Layer Responsibilities

Router

  • Receives HTTP requests
  • Invokes the appropriate service method
  • Returns HTTP responses with correct status codes
  • Has no business logic

Schema (Pydantic)

  • Validates and deserializes incoming request data
  • Serializes outgoing response data
  • Ensures sensitive fields like password_hash never leak in responses

Service

  • Contains all business logic
  • Decides what is allowed, what happens, and in what order
  • Coordinates multiple repository calls within a single transaction
  • Raises appropriate exceptions on business rule violations
  • Modules communicate only through service interfaces — never directly through repositories or models of another module

Repository

  • The only layer that communicates with the database
  • Executes SQLAlchemy queries
  • Uses flush() instead of commit() — transaction control belongs to the service layer
  • Never contains business logic

Model

  • Defines database tables as Python classes
  • Declares relationships between tables
  • Contains only simple helper properties
  • Pivot tables (many-to-many) are defined in the model file of the owning module

Request Flow Example

POST /api/v1/auth/login

1. Router         receives { email, password }
2. LoginRequest   validates schema — correct format?
3. AuthService    is email registered? is password correct? is user active?
4. UserRepository SELECT user WHERE email = ?
5. AuthService    hash comparison, generate tokens
6. TokenRepository INSERT refresh token
7. UserRepository UPDATE last_login
8. LoginResponse  serialize user + tokens
9. Router         return 200 OK

Transaction Management

Repositories use flush() to stage changes without committing.
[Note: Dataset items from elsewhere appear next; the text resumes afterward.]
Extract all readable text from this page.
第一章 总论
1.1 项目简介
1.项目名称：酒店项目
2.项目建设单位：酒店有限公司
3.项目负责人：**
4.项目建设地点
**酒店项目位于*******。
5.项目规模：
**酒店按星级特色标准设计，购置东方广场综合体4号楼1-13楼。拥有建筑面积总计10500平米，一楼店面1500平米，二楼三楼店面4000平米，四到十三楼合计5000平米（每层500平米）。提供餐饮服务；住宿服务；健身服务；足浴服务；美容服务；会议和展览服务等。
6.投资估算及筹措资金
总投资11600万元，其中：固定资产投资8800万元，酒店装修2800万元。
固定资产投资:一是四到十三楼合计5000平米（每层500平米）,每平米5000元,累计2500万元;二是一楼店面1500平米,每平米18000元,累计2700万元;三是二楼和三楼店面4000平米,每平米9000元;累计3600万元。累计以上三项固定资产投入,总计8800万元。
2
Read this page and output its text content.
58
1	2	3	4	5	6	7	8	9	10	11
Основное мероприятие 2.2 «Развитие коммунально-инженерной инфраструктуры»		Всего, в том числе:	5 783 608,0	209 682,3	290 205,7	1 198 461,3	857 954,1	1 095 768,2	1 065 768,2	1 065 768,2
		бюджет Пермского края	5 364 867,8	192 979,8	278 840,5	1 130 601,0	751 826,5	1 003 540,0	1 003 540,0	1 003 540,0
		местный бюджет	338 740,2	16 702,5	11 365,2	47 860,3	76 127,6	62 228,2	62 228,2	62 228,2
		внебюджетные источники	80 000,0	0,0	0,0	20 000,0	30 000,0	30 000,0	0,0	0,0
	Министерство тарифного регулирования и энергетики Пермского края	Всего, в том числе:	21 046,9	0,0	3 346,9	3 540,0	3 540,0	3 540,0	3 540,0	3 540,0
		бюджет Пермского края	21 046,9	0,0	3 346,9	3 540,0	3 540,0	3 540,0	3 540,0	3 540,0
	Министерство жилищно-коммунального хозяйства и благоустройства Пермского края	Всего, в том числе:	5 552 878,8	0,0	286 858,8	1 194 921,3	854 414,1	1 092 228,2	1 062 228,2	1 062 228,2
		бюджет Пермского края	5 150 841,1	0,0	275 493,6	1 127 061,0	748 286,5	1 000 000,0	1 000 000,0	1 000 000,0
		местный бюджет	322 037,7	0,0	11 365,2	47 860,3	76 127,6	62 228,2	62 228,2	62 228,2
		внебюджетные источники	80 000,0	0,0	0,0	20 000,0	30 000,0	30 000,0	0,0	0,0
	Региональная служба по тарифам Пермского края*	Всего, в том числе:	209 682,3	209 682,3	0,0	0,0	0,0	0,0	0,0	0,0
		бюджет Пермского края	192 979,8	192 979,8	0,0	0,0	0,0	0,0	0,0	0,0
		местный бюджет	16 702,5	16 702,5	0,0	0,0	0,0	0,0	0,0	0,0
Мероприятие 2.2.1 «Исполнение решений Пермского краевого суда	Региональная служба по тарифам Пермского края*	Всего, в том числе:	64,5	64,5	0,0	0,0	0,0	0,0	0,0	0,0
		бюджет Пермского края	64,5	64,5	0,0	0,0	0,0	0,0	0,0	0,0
The get_db() dependency in database.py owns the transaction lifecycle:

Request starts  → session opens
All operations  → flush() (staged, not committed)
Request succeeds → commit()
Exception raised → rollback()
Request ends    → session closes

This ensures that multiple repository calls within a single service method are always atomic.

Module Boundaries

Modules are organized into feature domains. Cross-domain communication happens only at the service level:

✅ cms.posts.service  → auth.users.service  (via dependency injection)
✅ cms.posts.service  → cms.media.repository (within same domain is acceptable)
❌ cms.posts.repository → auth.users.model  (never cross model boundaries)

This separation makes it possible to extract a domain into a separate service in the future with minimal refactoring.